Angus Matheson (1886-1978)
Bridget Matheson (1888-1968)
James P. Morden (1867
Nelson Wilson Morden (1865
Rachel Elsie Morden (1871
Nellie Morden
William Robert Ainslie (1887
Ethel Maude Ainslie (1889
Mary Almeda Morden (1882
William Charles Morden (1883
Richard John Morden (1886
Nancy Margaret Morden (1888

1892 Edwin Saunders remained at Misery Bay until 1892 when he came to Gore Bay and, not being able to care for himself, he was placed in a Provincial Home in Sault Ste. Marie, Ontario, where he died a few months later. (W. T. Clark)

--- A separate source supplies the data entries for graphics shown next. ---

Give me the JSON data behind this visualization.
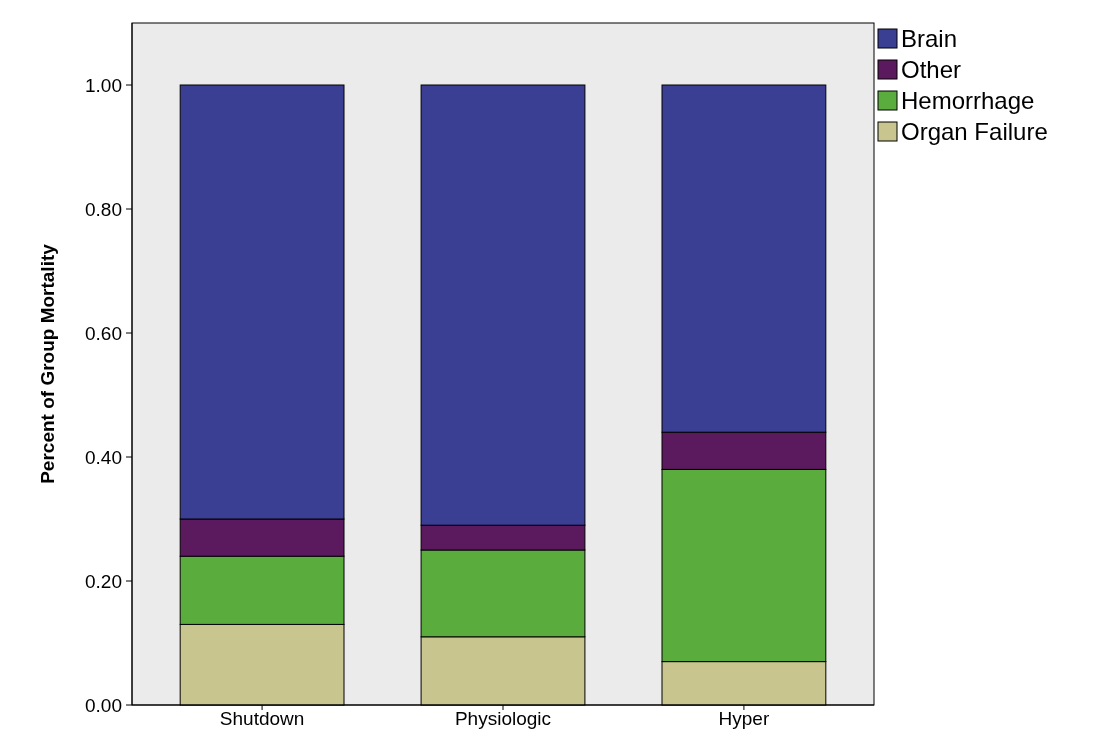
{
  "chart_data": {
    "type": "bar",
    "stacked": true,
    "ylabel": "Percent of Group Mortality",
    "categories": [
      "Shutdown",
      "Physiologic",
      "Hyper"
    ],
    "series": [
      {
        "name": "Organ Failure",
        "color": "#c8c68e",
        "values": [
          0.13,
          0.11,
          0.07
        ]
      },
      {
        "name": "Hemorrhage",
        "color": "#5aad3c",
        "values": [
          0.11,
          0.14,
          0.31
        ]
      },
      {
        "name": "Other",
        "color": "#5c1a5e",
        "values": [
          0.06,
          0.04,
          0.06
        ]
      },
      {
        "name": "Brain",
        "color": "#3b3f94",
        "values": [
          0.7,
          0.71,
          0.56
        ]
      }
    ],
    "ylim": [
      0,
      1.1
    ],
    "yticks": [
      {
        "value": 0,
        "label": "0.00"
      },
      {
        "value": 0.2,
        "label": "0.20"
      },
      {
        "value": 0.4,
        "label": "0.40"
      },
      {
        "value": 0.6,
        "label": "0.60"
      },
      {
        "value": 0.8,
        "label": "0.80"
      },
      {
        "value": 1,
        "label": "1.00"
      }
    ],
    "grid": false,
    "legend": "top right"
  }
}
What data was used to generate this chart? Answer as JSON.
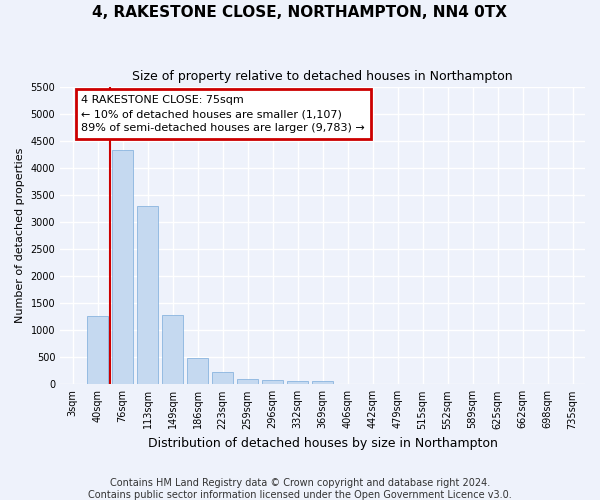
{
  "title": "4, RAKESTONE CLOSE, NORTHAMPTON, NN4 0TX",
  "subtitle": "Size of property relative to detached houses in Northampton",
  "xlabel": "Distribution of detached houses by size in Northampton",
  "ylabel": "Number of detached properties",
  "footnote1": "Contains HM Land Registry data © Crown copyright and database right 2024.",
  "footnote2": "Contains public sector information licensed under the Open Government Licence v3.0.",
  "bar_labels": [
    "3sqm",
    "40sqm",
    "76sqm",
    "113sqm",
    "149sqm",
    "186sqm",
    "223sqm",
    "259sqm",
    "296sqm",
    "332sqm",
    "369sqm",
    "406sqm",
    "442sqm",
    "479sqm",
    "515sqm",
    "552sqm",
    "589sqm",
    "625sqm",
    "662sqm",
    "698sqm",
    "735sqm"
  ],
  "bar_values": [
    0,
    1260,
    4330,
    3300,
    1280,
    490,
    220,
    90,
    75,
    55,
    55,
    0,
    0,
    0,
    0,
    0,
    0,
    0,
    0,
    0,
    0
  ],
  "bar_color": "#c5d9f0",
  "bar_edge_color": "#7aabdb",
  "ylim": [
    0,
    5500
  ],
  "yticks": [
    0,
    500,
    1000,
    1500,
    2000,
    2500,
    3000,
    3500,
    4000,
    4500,
    5000,
    5500
  ],
  "annotation_title": "4 RAKESTONE CLOSE: 75sqm",
  "annotation_line1": "← 10% of detached houses are smaller (1,107)",
  "annotation_line2": "89% of semi-detached houses are larger (9,783) →",
  "annotation_box_color": "#ffffff",
  "annotation_border_color": "#cc0000",
  "vline_color": "#cc0000",
  "vline_position": 1.5,
  "background_color": "#eef2fb",
  "grid_color": "#ffffff",
  "title_fontsize": 11,
  "subtitle_fontsize": 9,
  "xlabel_fontsize": 9,
  "ylabel_fontsize": 8,
  "tick_fontsize": 7,
  "footnote_fontsize": 7,
  "annotation_fontsize": 8
}
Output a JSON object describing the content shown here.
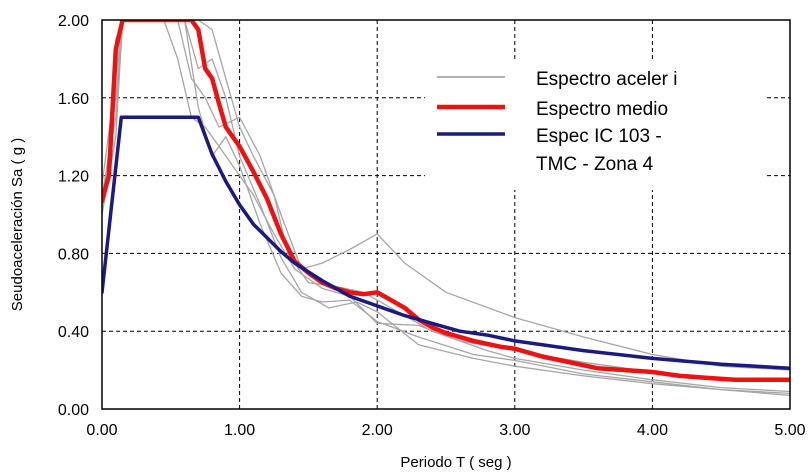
{
  "chart_data": {
    "type": "line",
    "xlabel": "Periodo  T ( seg )",
    "ylabel": "Seudoaceleración  Sa ( g )",
    "xlim": [
      0,
      5
    ],
    "ylim": [
      0,
      2
    ],
    "x_ticks": [
      "0.00",
      "1.00",
      "2.00",
      "3.00",
      "4.00",
      "5.00"
    ],
    "y_ticks": [
      "0.00",
      "0.40",
      "0.80",
      "1.20",
      "1.60",
      "2.00"
    ],
    "grid": true,
    "legend_position": "top-right",
    "legend": [
      {
        "label": "Espectro aceler i",
        "color": "#999999"
      },
      {
        "label": "Espectro medio",
        "color": "#ee1111"
      },
      {
        "label": "Espec IC 103 -",
        "color": "#1a1a80"
      },
      {
        "label": "TMC - Zona 4",
        "color": ""
      }
    ],
    "series": [
      {
        "color": "#a6a6a6",
        "points": [
          [
            0.0,
            1.0
          ],
          [
            0.05,
            1.25
          ],
          [
            0.1,
            1.9
          ],
          [
            0.15,
            2.0
          ],
          [
            0.45,
            2.0
          ],
          [
            0.55,
            1.8
          ],
          [
            0.65,
            1.5
          ],
          [
            0.75,
            1.45
          ],
          [
            0.85,
            1.35
          ],
          [
            0.95,
            1.25
          ],
          [
            1.1,
            1.1
          ],
          [
            1.25,
            0.9
          ],
          [
            1.4,
            0.72
          ],
          [
            1.6,
            0.62
          ],
          [
            1.8,
            0.58
          ],
          [
            2.0,
            0.44
          ],
          [
            2.3,
            0.43
          ],
          [
            2.6,
            0.35
          ],
          [
            3.0,
            0.3
          ],
          [
            3.5,
            0.24
          ],
          [
            4.0,
            0.19
          ],
          [
            4.5,
            0.16
          ],
          [
            5.0,
            0.14
          ]
        ]
      },
      {
        "color": "#a6a6a6",
        "points": [
          [
            0.0,
            1.1
          ],
          [
            0.1,
            1.5
          ],
          [
            0.15,
            2.0
          ],
          [
            0.55,
            2.0
          ],
          [
            0.65,
            1.7
          ],
          [
            0.75,
            1.6
          ],
          [
            0.85,
            1.45
          ],
          [
            1.0,
            1.5
          ],
          [
            1.15,
            1.3
          ],
          [
            1.3,
            1.0
          ],
          [
            1.45,
            0.72
          ],
          [
            1.6,
            0.75
          ],
          [
            1.8,
            0.82
          ],
          [
            2.0,
            0.9
          ],
          [
            2.2,
            0.75
          ],
          [
            2.5,
            0.6
          ],
          [
            3.0,
            0.47
          ],
          [
            3.5,
            0.37
          ],
          [
            4.0,
            0.28
          ],
          [
            4.5,
            0.22
          ],
          [
            5.0,
            0.2
          ]
        ]
      },
      {
        "color": "#a6a6a6",
        "points": [
          [
            0.0,
            1.05
          ],
          [
            0.1,
            1.6
          ],
          [
            0.15,
            2.0
          ],
          [
            0.6,
            2.0
          ],
          [
            0.7,
            1.75
          ],
          [
            0.8,
            1.8
          ],
          [
            0.9,
            1.6
          ],
          [
            1.0,
            1.3
          ],
          [
            1.15,
            1.05
          ],
          [
            1.3,
            0.78
          ],
          [
            1.45,
            0.6
          ],
          [
            1.65,
            0.52
          ],
          [
            1.85,
            0.55
          ],
          [
            2.0,
            0.5
          ],
          [
            2.3,
            0.33
          ],
          [
            2.7,
            0.26
          ],
          [
            3.0,
            0.22
          ],
          [
            3.5,
            0.17
          ],
          [
            4.0,
            0.13
          ],
          [
            4.5,
            0.1
          ],
          [
            5.0,
            0.08
          ]
        ]
      },
      {
        "color": "#a6a6a6",
        "points": [
          [
            0.0,
            1.15
          ],
          [
            0.1,
            1.7
          ],
          [
            0.15,
            2.0
          ],
          [
            0.7,
            2.0
          ],
          [
            0.8,
            1.95
          ],
          [
            0.9,
            1.7
          ],
          [
            1.0,
            1.45
          ],
          [
            1.1,
            1.3
          ],
          [
            1.25,
            1.1
          ],
          [
            1.35,
            0.8
          ],
          [
            1.5,
            0.65
          ],
          [
            1.7,
            0.63
          ],
          [
            1.9,
            0.6
          ],
          [
            2.1,
            0.52
          ],
          [
            2.4,
            0.4
          ],
          [
            2.8,
            0.3
          ],
          [
            3.0,
            0.26
          ],
          [
            3.5,
            0.2
          ],
          [
            4.0,
            0.15
          ],
          [
            4.5,
            0.11
          ],
          [
            5.0,
            0.09
          ]
        ]
      },
      {
        "color": "#a6a6a6",
        "points": [
          [
            0.0,
            1.0
          ],
          [
            0.1,
            1.4
          ],
          [
            0.15,
            2.0
          ],
          [
            0.6,
            2.0
          ],
          [
            0.7,
            1.55
          ],
          [
            0.8,
            1.3
          ],
          [
            0.9,
            1.4
          ],
          [
            1.0,
            1.25
          ],
          [
            1.15,
            0.95
          ],
          [
            1.3,
            0.7
          ],
          [
            1.45,
            0.58
          ],
          [
            1.6,
            0.55
          ],
          [
            1.8,
            0.56
          ],
          [
            2.0,
            0.45
          ],
          [
            2.3,
            0.37
          ],
          [
            2.7,
            0.28
          ],
          [
            3.0,
            0.25
          ],
          [
            3.5,
            0.18
          ],
          [
            4.0,
            0.14
          ],
          [
            4.5,
            0.1
          ],
          [
            5.0,
            0.07
          ]
        ]
      },
      {
        "name": "Espectro medio",
        "color": "#ee1111",
        "width": 4.5,
        "points": [
          [
            0.0,
            1.07
          ],
          [
            0.05,
            1.2
          ],
          [
            0.1,
            1.85
          ],
          [
            0.15,
            2.0
          ],
          [
            0.65,
            2.0
          ],
          [
            0.7,
            1.95
          ],
          [
            0.75,
            1.75
          ],
          [
            0.8,
            1.7
          ],
          [
            0.85,
            1.57
          ],
          [
            0.9,
            1.45
          ],
          [
            1.0,
            1.35
          ],
          [
            1.1,
            1.22
          ],
          [
            1.2,
            1.08
          ],
          [
            1.3,
            0.9
          ],
          [
            1.4,
            0.76
          ],
          [
            1.5,
            0.7
          ],
          [
            1.6,
            0.65
          ],
          [
            1.7,
            0.62
          ],
          [
            1.8,
            0.6
          ],
          [
            1.9,
            0.59
          ],
          [
            2.0,
            0.6
          ],
          [
            2.1,
            0.56
          ],
          [
            2.2,
            0.52
          ],
          [
            2.3,
            0.46
          ],
          [
            2.4,
            0.42
          ],
          [
            2.5,
            0.39
          ],
          [
            2.7,
            0.35
          ],
          [
            2.9,
            0.32
          ],
          [
            3.0,
            0.31
          ],
          [
            3.2,
            0.27
          ],
          [
            3.4,
            0.24
          ],
          [
            3.6,
            0.21
          ],
          [
            3.8,
            0.2
          ],
          [
            4.0,
            0.19
          ],
          [
            4.2,
            0.17
          ],
          [
            4.4,
            0.16
          ],
          [
            4.6,
            0.15
          ],
          [
            4.8,
            0.15
          ],
          [
            5.0,
            0.15
          ]
        ]
      },
      {
        "name": "Espec IC 103 - TMC - Zona 4",
        "color": "#1a1a80",
        "width": 3.5,
        "points": [
          [
            0.0,
            0.6
          ],
          [
            0.14,
            1.5
          ],
          [
            0.7,
            1.5
          ],
          [
            0.8,
            1.31
          ],
          [
            0.9,
            1.17
          ],
          [
            1.0,
            1.05
          ],
          [
            1.1,
            0.95
          ],
          [
            1.2,
            0.88
          ],
          [
            1.3,
            0.81
          ],
          [
            1.4,
            0.75
          ],
          [
            1.6,
            0.66
          ],
          [
            1.8,
            0.58
          ],
          [
            2.0,
            0.53
          ],
          [
            2.2,
            0.48
          ],
          [
            2.4,
            0.44
          ],
          [
            2.6,
            0.4
          ],
          [
            2.8,
            0.38
          ],
          [
            3.0,
            0.35
          ],
          [
            3.5,
            0.3
          ],
          [
            4.0,
            0.26
          ],
          [
            4.5,
            0.23
          ],
          [
            5.0,
            0.21
          ]
        ]
      }
    ]
  }
}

1893 “Shortly before Mr. Saunders left Manitoulin Island he built a cabin on the east side of Misery Bay (Lake Huron side, opposite Eliz. Bay). He started to clear land and planned to raise geese. However, he was not able to finish the project.” (Statement of Mrs. Eunice Ainslie Leeson, reporting conversation with Mr. Charles Morden, in the Archives of the McIlwraith Field Naturalists of London, Accession Number 320p, contained in “Diaries of a Trip to Manitoulin Island (1880) and of a trip Down the Thames River (1881) by W.E. Saunders Edited and with Notes” Occasional Paper No. XVI, (74-52924) prepared by William W. Judd in 1974)

November 20, 1894 “Mr. Sanders is untimely destitute.” “We have partly supported him for many years, and this last few months we have taken him in our own house he is not fit for to take care of him self. All the land he had he transferred to Mr. Leeson formerly storekeeper in Gore Bay for food supplies and clothing some years ago with the exception of Lot 5, Con 10 T.P. Burpie (sic) that is … worthless land or it would have been gone to. (Affidavit of James D. Ainslie on November 20, 1894, at Evansville, Ontario, contained in RG10, Indian Affairs, Volume 2769, Reel C-11276, File: 154,623)

December 1895 An entry in the family Bible copied by Fred Saunders, son of Stephen Saunders, in 1912 states in part “Edwin Saunders (bachelor) b. Oct. 1, 1822, d. Dec. 1895.” (From Saunders Family genealogy page 342, “Medical Doctors” Volume, Edwin Seaborn Collection, London Library and Art Museum, London, Ontario.)

December 29, 1895 Microfilm copies of the death registration index of the Archives of Ontario reflected that Registration Number 001429 is a male identified as Edward Saunders who died December 29, 1895, in Sault Ste. Marie, Ontario. This death was registered during 1895. There were no other death registrations with the name of Saunders for Sault Ste. Marie during December, 1895. There were no death registrations identifiable with the name Edwin Saunders during 1895.

submitted by James Hastings
Copies of most of the original resource material, including copies of his 26 Nov 1879 "Settlers License" Affidavit and the 20 Nov 1894 James Ainslie Affidavit are available in the Misery Bay Park Interpretive Center.